And agreed, healthy plants and well presented. Nice work.


----------



## Discusluv (Dec 24, 2017)

Greggz said:


> High praise considering the source!:wink2:
> 
> And agreed, healthy plants and well presented. Nice work.


Thank you.


----------



## Plantedcichlid (Mar 5, 2018)

Beautiful, I wish my 180 looked like that, any dosing on that tank?


----------



## Discusluv (Dec 24, 2017)

Plantedcichlid said:


> Beautiful, I wish my 180 looked like that, any dosing on that tank?


 Im sorry, I missed your comment. 


Yes, I dose with Seachem liquid fertilizers per back of bottle instructions/dose: NPK, Advance, FE, and Flourish + Excel. 

The NPK I dose 2 X weekly
The Flourish 3 X "
Advance 3-4 X " ( I have noticed a significant growth of my Java ferns after dosing with this. It has been about 4 months since started with Advance.)

Excel at least 5X "


I also use root tabs around stem plants


----------



## OVT (Nov 29, 2011)

@Discusluv, and now I want your driftwood, in addition to your fish. Every time I get content, you had to post another picture.


----------



## Grobbins48 (Oct 16, 2017)

@Discusluv, I am just finding this journal now. I really like what you have done with the scape here. It is simple, yet intricate enough to be able to look at it for quite a while enjoying more natural behaviors of the fish you are keeping.
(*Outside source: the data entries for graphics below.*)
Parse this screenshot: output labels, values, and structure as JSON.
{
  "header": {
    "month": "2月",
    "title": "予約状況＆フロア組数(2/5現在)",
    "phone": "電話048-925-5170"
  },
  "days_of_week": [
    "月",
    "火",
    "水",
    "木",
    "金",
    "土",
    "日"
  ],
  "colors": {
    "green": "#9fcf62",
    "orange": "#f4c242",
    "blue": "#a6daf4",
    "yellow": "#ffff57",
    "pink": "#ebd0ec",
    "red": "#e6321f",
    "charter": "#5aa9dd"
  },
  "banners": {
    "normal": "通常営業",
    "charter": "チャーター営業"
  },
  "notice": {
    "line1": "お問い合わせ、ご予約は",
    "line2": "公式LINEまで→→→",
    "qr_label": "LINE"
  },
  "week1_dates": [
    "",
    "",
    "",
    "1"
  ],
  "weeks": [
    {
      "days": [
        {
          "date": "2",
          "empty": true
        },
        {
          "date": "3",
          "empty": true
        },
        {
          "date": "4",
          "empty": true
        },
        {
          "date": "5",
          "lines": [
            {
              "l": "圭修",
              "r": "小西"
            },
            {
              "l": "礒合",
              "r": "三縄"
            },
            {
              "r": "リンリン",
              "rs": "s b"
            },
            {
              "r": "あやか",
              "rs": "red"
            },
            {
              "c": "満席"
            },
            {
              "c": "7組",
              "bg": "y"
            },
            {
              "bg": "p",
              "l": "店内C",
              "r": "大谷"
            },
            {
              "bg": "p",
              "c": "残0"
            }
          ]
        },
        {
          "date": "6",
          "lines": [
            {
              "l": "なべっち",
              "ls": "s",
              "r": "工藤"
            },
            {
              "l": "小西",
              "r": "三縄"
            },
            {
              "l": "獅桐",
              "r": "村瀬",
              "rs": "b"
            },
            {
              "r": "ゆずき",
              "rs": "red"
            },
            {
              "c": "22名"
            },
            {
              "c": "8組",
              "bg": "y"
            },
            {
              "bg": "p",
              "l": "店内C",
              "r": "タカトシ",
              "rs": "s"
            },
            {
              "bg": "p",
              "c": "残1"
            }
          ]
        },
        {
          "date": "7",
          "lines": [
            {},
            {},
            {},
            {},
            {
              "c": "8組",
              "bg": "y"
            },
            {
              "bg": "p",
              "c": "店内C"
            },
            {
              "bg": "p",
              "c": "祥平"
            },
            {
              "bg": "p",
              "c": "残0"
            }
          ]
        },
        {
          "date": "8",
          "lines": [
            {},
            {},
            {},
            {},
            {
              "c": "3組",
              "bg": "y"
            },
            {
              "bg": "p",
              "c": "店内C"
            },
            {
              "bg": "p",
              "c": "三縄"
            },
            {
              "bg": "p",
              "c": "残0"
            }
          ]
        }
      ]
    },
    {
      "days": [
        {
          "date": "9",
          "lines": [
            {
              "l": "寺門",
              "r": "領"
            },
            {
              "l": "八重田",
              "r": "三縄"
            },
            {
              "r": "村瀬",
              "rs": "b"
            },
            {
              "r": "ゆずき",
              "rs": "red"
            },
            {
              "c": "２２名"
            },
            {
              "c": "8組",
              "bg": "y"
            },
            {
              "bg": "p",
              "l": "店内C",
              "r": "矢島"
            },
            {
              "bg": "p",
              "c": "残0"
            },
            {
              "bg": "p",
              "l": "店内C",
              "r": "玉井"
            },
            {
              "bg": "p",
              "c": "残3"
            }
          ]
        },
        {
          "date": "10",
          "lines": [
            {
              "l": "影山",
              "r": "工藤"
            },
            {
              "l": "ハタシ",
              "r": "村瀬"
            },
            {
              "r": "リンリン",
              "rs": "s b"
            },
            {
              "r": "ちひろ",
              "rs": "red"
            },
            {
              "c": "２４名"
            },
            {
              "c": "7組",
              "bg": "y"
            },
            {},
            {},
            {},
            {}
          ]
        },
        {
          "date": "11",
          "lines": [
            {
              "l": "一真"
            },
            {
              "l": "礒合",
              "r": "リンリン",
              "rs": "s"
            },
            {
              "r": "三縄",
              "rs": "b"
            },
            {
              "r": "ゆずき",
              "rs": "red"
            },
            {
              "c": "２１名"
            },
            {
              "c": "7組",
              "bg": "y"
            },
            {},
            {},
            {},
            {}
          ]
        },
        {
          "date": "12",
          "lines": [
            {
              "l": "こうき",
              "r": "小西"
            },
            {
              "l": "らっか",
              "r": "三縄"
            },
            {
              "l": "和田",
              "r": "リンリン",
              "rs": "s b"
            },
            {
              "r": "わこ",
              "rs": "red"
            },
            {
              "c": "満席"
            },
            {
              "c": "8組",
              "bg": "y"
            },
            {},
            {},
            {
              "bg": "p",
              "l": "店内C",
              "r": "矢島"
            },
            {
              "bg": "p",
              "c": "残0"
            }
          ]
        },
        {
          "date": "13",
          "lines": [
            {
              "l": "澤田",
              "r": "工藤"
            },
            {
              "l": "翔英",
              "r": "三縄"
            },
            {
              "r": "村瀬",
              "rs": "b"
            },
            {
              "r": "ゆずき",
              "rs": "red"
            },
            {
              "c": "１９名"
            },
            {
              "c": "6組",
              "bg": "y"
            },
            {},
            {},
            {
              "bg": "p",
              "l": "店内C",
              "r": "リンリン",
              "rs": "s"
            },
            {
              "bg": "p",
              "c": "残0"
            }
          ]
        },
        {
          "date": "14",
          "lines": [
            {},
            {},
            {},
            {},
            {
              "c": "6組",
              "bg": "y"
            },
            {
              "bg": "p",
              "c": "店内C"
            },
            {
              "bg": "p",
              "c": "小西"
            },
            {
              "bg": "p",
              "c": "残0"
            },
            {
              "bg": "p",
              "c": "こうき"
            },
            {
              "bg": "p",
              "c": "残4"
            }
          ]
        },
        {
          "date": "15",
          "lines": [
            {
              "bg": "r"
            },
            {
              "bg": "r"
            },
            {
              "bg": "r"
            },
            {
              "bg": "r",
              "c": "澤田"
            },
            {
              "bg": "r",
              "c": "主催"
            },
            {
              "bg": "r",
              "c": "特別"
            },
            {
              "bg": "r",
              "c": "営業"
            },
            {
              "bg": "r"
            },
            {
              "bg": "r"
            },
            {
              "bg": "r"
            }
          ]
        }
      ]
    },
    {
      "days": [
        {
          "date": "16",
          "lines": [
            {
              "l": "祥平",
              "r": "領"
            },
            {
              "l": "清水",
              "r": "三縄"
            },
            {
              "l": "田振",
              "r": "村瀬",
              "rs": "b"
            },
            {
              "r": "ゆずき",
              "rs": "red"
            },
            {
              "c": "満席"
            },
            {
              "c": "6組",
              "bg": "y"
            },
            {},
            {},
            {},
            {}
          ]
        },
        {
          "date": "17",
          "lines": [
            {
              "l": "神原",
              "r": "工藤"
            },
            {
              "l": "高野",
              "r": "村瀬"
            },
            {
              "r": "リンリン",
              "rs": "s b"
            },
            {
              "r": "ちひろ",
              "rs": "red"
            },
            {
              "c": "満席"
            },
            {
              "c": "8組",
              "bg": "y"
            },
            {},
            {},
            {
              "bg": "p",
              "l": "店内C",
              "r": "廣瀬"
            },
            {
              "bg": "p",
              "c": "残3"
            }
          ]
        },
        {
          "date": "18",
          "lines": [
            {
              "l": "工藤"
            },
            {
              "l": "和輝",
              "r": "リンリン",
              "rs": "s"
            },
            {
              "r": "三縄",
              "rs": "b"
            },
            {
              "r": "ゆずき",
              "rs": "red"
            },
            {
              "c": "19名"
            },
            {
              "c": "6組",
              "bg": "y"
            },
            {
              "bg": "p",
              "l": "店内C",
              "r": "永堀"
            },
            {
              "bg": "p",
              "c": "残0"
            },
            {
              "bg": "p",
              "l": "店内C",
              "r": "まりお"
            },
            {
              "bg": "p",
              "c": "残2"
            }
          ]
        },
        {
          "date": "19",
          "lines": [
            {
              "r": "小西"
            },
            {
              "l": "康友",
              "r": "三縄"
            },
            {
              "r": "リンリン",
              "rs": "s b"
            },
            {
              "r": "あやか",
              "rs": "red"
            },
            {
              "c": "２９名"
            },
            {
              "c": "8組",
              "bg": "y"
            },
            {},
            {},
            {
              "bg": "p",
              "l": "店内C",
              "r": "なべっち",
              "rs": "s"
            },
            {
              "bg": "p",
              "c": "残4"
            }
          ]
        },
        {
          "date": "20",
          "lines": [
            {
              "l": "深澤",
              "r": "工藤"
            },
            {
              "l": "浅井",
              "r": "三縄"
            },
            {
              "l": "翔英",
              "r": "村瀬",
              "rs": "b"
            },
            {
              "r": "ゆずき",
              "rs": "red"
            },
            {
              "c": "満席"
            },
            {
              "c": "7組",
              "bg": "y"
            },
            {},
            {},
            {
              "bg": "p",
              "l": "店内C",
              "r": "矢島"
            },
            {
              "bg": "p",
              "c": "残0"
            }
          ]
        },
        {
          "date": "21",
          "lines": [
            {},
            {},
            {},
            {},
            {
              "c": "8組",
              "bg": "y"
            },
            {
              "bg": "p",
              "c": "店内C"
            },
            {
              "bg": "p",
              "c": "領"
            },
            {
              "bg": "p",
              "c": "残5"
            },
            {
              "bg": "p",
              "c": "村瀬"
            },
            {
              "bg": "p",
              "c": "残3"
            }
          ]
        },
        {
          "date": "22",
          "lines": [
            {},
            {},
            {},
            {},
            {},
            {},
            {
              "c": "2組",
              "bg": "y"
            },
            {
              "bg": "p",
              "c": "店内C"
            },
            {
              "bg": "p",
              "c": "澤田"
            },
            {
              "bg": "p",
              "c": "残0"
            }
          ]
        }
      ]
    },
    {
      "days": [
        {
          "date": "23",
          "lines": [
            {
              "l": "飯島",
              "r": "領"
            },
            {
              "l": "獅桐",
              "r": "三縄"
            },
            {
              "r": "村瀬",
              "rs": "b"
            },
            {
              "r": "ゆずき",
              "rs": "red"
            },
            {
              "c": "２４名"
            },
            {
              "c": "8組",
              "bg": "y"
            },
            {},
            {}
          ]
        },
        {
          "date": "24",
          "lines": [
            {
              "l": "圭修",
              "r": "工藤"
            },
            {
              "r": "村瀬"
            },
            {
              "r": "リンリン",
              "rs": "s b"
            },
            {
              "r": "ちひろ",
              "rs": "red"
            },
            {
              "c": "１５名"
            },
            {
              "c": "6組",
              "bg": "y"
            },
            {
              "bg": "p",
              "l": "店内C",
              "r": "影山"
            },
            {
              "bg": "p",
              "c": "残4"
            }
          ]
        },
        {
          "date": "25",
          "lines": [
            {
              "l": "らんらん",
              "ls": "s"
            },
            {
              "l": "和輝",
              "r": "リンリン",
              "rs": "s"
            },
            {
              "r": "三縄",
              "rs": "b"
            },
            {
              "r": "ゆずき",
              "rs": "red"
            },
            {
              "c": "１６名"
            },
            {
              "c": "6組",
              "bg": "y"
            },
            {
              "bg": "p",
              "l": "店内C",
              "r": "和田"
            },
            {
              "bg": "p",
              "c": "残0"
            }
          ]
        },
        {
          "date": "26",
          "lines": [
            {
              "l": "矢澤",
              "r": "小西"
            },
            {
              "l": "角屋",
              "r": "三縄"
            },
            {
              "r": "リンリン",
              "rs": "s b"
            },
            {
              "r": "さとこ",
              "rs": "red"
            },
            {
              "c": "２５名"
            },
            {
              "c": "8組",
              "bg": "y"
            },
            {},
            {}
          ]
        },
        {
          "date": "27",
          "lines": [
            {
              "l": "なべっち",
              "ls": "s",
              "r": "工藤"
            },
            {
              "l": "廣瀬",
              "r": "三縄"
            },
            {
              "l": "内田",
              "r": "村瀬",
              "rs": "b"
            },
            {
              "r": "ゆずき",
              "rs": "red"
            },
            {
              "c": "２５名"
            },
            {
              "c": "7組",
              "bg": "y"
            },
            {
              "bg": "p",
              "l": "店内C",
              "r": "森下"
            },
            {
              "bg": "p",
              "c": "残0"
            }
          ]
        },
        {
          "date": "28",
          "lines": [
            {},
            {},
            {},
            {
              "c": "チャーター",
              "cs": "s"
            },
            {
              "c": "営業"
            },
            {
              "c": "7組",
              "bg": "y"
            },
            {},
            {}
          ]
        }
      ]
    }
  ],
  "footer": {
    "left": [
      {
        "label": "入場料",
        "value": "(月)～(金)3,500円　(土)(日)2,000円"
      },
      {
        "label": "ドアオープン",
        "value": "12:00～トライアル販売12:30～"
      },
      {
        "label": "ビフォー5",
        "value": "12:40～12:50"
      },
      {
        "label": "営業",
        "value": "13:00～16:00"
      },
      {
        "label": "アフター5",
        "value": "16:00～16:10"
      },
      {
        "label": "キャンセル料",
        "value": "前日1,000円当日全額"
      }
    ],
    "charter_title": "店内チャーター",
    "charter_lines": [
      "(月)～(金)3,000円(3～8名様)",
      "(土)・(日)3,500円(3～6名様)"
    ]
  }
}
Nice work, especially considering it is a 29 gallon. I know how difficult those (really any 12 inch deep tank) can be to scape! I'll be following along on your journey!


----------



## Discusluv (Dec 24, 2017)

OVT said:


> @*Discusluv*, and now I want your driftwood, in addition to your fish. Every time I get content, you had to post another picture.


Thanks my friend 

Bump:


Grobbins48 said:


> @*Discusluv*, I am just finding this journal now. I really like what you have done with the scape here. It is simple, yet intricate enough to be able to look at it for quite a while enjoying more natural behaviors of the fish you are keeping.
> 
> Nice work, especially considering it is a 29 gallon. I know how difficult those (really any 12 inch deep tank) can be to scape! I'll be following along on your journey!


 Thank you! 

The anubias is really melting back hard- kind of disappointing. Not sure if it is the normal transition from emersed to submersed growth or something else. 

This tank is at 82 degrees right now because of the discus, maybe anubias doesn't care for this temperate.


----------



## Plantedcichlid (Mar 5, 2018)

Hi discusluv, how long does a bottle of advance last for your 180z thanks


----------



## OVT (Nov 29, 2011)

As long as the rizhome is firm and without rot, Anubias will be fine. Do peel off the melting leaves.


----------



## Discusluv (Dec 24, 2017)

Plantedcichlid said:


> Hi discusluv, how long does a bottle of advance last for your 180z thanks


I use it for my 180g., 60g., and 2- 30 gallon tanks- so unsure about them individually. I looked at my Amazon order and looks like a 2L bottle lasts appx. 3 months.


----------